- by foxnews
- 17 Nov 2024
Moscow will launch a rescue vessel to the International Space Station next month to bring home three crew members who are in effect stuck in orbit after their original capsule was hit by a meteoroid.
The docked Soyuz MS-22 sprang a major leak last month, spraying radiator coolant into space and prompting a pair of cosmonauts to abort a planned spacewalk.
After deliberations, Roscosmos said it has decided to bring forward a planned March launch of the Soyuz MS-23 to 20 February so it can be used to transport the Russian cosmonauts Sergey Prokopyev and Dmitry Petelin and the US astronaut Francisco Rubio back to Earth.
MS-23 was initially planned to take up three crew members but will head up empty as a rescue vessel. The Roscosmos chief, Yuri Borisov, did not say when Prokopyev, Petelin and Rubio would return to Earth in the backup Soyuz.

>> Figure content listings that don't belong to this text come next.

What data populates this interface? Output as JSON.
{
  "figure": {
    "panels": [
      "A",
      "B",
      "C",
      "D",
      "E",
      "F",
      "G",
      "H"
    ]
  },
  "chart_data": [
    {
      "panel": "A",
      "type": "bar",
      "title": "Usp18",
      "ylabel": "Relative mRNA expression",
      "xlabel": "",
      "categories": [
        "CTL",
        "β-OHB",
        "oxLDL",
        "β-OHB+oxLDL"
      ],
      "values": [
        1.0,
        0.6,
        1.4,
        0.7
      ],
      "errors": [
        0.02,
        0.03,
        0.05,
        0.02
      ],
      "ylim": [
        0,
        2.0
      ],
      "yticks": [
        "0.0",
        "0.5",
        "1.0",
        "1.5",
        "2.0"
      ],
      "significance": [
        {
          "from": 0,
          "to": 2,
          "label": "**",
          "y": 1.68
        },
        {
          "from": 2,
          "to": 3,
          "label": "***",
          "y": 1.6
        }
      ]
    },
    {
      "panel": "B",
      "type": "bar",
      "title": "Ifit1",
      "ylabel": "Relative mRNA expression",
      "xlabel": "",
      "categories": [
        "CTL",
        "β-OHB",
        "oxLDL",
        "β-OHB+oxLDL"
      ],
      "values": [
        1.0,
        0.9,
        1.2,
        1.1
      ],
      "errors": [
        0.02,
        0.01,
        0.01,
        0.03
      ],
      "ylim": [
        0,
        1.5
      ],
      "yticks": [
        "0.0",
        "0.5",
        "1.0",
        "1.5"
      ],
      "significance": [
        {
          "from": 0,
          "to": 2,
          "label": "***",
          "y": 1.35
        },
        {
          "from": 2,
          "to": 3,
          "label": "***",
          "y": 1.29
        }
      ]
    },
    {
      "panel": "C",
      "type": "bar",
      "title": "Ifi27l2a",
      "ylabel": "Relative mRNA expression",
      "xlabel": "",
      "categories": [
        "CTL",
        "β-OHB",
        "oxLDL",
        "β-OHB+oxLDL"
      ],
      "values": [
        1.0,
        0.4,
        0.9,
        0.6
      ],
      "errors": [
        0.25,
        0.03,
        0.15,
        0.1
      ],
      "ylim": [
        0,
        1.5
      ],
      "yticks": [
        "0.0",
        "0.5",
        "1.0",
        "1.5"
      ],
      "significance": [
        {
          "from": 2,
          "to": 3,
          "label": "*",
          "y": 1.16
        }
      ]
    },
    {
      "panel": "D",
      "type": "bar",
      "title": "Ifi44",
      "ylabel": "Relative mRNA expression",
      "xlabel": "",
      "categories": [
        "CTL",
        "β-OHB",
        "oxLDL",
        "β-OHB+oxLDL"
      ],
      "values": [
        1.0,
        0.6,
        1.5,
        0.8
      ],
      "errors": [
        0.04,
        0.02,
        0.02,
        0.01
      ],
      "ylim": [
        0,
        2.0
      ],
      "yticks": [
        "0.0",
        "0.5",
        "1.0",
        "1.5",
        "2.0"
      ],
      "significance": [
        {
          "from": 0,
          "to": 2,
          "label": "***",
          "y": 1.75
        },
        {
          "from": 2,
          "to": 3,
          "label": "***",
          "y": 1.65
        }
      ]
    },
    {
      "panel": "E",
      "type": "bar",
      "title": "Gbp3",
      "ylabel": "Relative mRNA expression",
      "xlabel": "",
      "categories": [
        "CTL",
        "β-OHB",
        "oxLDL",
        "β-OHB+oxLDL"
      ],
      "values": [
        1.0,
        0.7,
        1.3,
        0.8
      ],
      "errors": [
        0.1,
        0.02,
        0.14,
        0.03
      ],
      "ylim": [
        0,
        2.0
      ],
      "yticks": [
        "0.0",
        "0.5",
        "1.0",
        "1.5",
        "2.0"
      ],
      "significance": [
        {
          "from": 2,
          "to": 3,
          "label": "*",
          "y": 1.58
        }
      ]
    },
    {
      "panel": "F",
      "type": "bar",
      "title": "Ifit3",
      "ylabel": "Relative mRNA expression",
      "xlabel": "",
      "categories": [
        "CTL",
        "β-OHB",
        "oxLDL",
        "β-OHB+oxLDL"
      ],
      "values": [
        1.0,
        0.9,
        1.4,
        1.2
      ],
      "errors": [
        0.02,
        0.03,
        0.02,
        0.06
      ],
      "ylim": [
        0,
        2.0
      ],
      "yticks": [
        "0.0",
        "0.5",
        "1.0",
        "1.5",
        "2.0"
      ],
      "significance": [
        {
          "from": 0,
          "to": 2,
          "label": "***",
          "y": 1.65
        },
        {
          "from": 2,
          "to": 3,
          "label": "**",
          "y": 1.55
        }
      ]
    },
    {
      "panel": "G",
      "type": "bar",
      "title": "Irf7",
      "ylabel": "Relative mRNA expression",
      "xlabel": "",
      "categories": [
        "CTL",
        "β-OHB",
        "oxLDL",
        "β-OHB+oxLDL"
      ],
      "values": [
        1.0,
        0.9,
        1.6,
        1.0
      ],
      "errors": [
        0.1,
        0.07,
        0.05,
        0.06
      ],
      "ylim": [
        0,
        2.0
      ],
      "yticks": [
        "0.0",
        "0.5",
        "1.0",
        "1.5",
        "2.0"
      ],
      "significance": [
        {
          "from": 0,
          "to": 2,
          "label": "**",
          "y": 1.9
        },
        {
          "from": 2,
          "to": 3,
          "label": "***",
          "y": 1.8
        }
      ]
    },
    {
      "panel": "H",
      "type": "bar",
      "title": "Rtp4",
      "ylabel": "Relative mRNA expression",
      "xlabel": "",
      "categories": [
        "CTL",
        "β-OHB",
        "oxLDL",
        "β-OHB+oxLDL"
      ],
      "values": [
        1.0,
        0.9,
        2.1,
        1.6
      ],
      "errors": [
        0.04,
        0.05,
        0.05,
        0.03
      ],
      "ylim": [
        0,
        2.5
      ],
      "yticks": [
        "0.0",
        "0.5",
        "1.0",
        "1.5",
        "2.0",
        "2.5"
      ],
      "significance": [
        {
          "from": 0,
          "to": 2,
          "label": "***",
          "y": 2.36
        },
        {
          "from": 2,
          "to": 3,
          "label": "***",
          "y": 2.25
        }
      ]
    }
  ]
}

The damaged MS-22 will return without a crew once its replacement arrives, Roscosmos added.
Roscosmos said the diameter of the micrometeoroid that hit the docked Soyuz was tiny, creating a hole in the capsule that was only 1mm in diameter. It caused significant damage, with Nasa TV images showing white particles resembling snowflakes streaming out of the rear.
Space has remained a rare area of cooperation between Moscow and Washington since Russia invaded Ukraine.